Local AIA chapter meetings, CSI monthly meetings, USGBC chapter meetings, and CE Academy events are excellent forums to reach decision makers. A lunch and learn with only 5 people in the room could be considered a success if those 5 people were decision makers for a significant project and your product was in the running for specification. On the other hand, delivering an interior design focused course on sustainable fabrics to a room of 50 electrical engineers would be deemed a failure. It’s crucial to know your targeted audience, what they want to learn, and how to deliver the best presentation.
If you’re product rep is delivering a 5-year-old CE course to the same group of architects every year, then it’s bound to fail. Architects and specifiers want new education that responds to market changes, not a dusty old dog and pony show that’s been beat to death a million times.
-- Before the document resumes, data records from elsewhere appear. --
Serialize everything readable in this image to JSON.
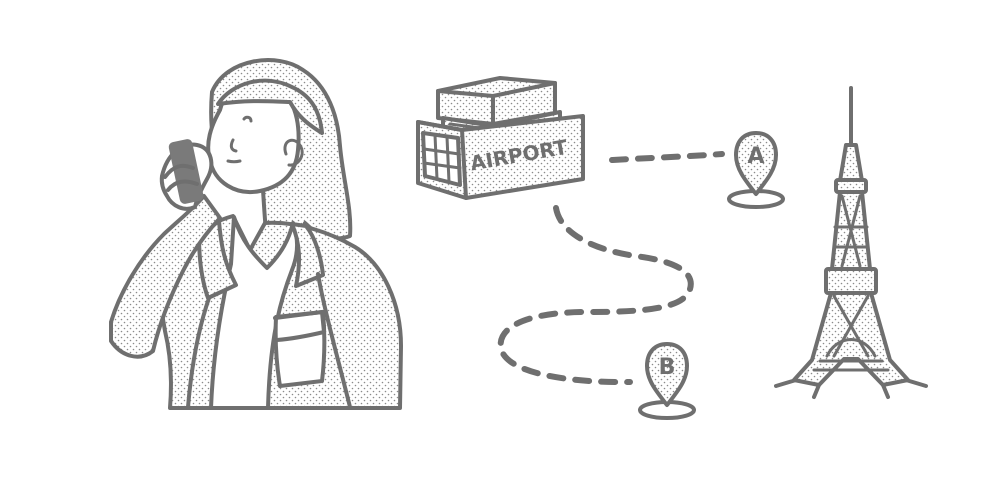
{
  "illustration": {
    "building_sign": "AIRPORT",
    "pin_a_label": "A",
    "pin_b_label": "B"
  },
  "colors": {
    "ink": "#6f6f6f",
    "background": "#ffffff",
    "stipple": "#8b8b8b"
  },
  "icons": {
    "woman": "woman-on-phone-illustration",
    "airport": "airport-building-icon",
    "pin_a": "map-pin-a-icon",
    "pin_b": "map-pin-b-icon",
    "tower": "tokyo-tower-icon",
    "route": "dashed-route-line"
  }
}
Local AIA chapter meetings, CSI monthly meetings, USGBC chapter meetings, and CE Academy events are excellent forums to reach decision makers.
Follow-up is crucial for lunch and learns just as it is with webinars and AIA online anytime courses. You can educate a room of 100 architects but unless you answer their emails, telephone messages, and sample requests after an event, you have wasted everyone’s time.
AIA Course Update
A building product manufacturer can diagnose a dying AIA course by the age of the presentation. AIA recommends that courses be updated and re-registered every 3 years. Technology, building codes, industry changes, etc. can make a 3-year-old course look like a fossil. It’s crucial that product manufacturers update their courses every 2-3 years to keep them fresh, engaging, and maintain participation.
The only exception to the rule are LEED specific hour courses. They have the highest participation rates in the AEC industry and a typical LEED specific course may have 200-300 participants monthly even four or five years later. Free LEED specific courses are rarer than a unicorn sliding down a rainbow and manufacturers who invest in these courses see the highest ROI out of any courses in North America.
AIA Course Upgrade
Finally, your AIA course could be suffering from long term use and no love. Related to a course update, your course might need to be upgraded. An upgrade could fall into several categories for a course such as: new videos and photography, new case studies, a different delivery format (PDF to Video), and even adding more CE credits to the course to increase your audience.
The most effective and least expensive upgrades for an AIA course are to register it with the GBCI for LEED APs and LEED Green Associates to take. There are over 200,000 LEED professionals in the marketplace. LEED APs must take 30 GBCI hours very 2 years. LEED GA’s must take 15 hours every 2 years. By registering your course with the GBCI, you increase your audience significantly. The USGBC has been expanding their education program over the past several years and it’s not too late to leverage your product expertise here.
Overall, there are several ways to diagnose a dying or low performing AIA course. Course participation rates, the age of the course, and course upgrades and CE credit designations all have a significant effect on the success of your course. How does your team decide to retire an AIA course or update it for a new generation of architects?